With entrées one gets a fine bowl of white miso soup and seven to eight banchan, the small Korean side dishes. I especially liked the tiny dried fish, eggplant in a mild red-pepper sauce, a refreshing dishlet of warm zucchini that was not pickled, yellowish bean sprouts that were pickled, and a fresh, cucumber-based kimchee/pickle. More familiar were hot napa-cabbage kimchee and regular bean sprouts.
The wonderful eel-teriyaki entrée comes with carrots, broccoli, and onions. It was served on an unheated sizzling platter — a fine idea in my book, as the hot platters provide great aroma, but overcook and burn what touches them.
Moving into the unusual parts of the menu, we had octopus stir-fry on vermicelli with scallions and carrots ($13.99) — spicy but lacking in real Korean fire. Similarly, gobchang gui ($13.99), a dish of beef and pork tripe with vegetables, is the kind of thing that works best with lots of hot pepper, but ours was weak enough to let through a liver-like flavor on the pork chitterlings, and a meaty flavor on the beef tripe. These aren't the off-flavors tripe-lovers go after — when you order odd parts, you're seeking excitement.
The wine list includes beers and all the flavored Korean wines, from herbal to pomegranate, plus several brands of soju, straight or mixed. Water is served in recycled plastic soju bottles that are left on the table — a great plan. There are no desserts, the better to sell soju watermelons, I suppose.
The atmosphere in Myung Dong 1st Avenue is the key to the concept, but I'm not sure a Korean dive bar is portable, or will cross over to the non-Asian-American party crowd. The décor and sound are generic hip-hop.
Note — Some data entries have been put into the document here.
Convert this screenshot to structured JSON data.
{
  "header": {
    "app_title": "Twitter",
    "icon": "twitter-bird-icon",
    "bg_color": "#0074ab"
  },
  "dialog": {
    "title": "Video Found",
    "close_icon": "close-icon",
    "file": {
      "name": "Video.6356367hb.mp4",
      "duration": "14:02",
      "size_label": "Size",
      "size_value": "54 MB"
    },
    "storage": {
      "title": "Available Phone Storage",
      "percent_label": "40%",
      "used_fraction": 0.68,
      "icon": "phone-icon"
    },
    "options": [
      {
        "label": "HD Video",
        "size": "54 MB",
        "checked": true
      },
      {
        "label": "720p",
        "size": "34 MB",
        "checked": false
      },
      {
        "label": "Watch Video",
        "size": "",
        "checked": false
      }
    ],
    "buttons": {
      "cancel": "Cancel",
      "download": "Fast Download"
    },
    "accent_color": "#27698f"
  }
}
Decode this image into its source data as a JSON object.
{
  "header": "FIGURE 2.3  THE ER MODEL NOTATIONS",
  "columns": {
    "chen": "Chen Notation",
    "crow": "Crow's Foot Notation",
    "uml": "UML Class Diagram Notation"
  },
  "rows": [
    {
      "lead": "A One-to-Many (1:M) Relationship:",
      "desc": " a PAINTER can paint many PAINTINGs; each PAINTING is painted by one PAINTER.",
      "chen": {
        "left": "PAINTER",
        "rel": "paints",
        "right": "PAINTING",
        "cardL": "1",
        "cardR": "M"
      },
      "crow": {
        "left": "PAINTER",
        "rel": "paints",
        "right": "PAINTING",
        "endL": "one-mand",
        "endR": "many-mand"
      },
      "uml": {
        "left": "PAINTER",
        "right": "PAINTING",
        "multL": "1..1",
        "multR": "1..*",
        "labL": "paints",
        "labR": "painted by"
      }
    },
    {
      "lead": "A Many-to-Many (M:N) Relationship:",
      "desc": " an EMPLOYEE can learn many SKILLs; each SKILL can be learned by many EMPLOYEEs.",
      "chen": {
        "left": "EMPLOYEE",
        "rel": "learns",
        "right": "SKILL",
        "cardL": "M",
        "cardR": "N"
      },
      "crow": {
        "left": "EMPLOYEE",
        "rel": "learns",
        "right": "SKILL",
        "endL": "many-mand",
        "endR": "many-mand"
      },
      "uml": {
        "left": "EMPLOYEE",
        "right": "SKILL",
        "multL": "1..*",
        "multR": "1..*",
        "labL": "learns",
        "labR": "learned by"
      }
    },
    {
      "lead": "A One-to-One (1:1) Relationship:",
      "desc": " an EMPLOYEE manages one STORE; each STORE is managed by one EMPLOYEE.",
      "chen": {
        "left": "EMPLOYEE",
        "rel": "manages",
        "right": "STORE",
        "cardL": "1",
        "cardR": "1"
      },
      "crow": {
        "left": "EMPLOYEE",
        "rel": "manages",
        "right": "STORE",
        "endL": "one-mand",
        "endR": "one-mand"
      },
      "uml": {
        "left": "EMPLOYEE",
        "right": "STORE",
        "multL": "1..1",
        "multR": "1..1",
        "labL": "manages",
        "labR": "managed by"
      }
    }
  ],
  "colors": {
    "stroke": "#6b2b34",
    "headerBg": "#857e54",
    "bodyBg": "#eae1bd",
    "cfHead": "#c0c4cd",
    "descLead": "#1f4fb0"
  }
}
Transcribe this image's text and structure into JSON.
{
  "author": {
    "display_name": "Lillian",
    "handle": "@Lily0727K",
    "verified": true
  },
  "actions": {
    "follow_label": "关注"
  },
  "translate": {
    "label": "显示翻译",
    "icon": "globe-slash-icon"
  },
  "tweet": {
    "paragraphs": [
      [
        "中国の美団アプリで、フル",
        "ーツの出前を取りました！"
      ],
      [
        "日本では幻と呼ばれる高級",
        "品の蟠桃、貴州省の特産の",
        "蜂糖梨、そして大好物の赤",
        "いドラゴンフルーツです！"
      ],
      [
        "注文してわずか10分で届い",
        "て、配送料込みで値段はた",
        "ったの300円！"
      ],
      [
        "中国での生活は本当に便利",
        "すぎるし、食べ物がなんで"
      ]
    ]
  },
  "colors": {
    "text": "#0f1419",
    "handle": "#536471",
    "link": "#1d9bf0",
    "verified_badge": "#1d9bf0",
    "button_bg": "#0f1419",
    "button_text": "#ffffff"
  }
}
Service, on an early evening before the crowd arrived, was excellent. Servers in WILL WORK FOR SOJU shirts have a team spirit. For some bar-hoppers, Myung Dong will be an exotic stop, or even a hang. For dining out, you won't get anything awful, but there is better Korean food around the corner at Buk Kyung II, and better Japanese food all over Brighton Avenue.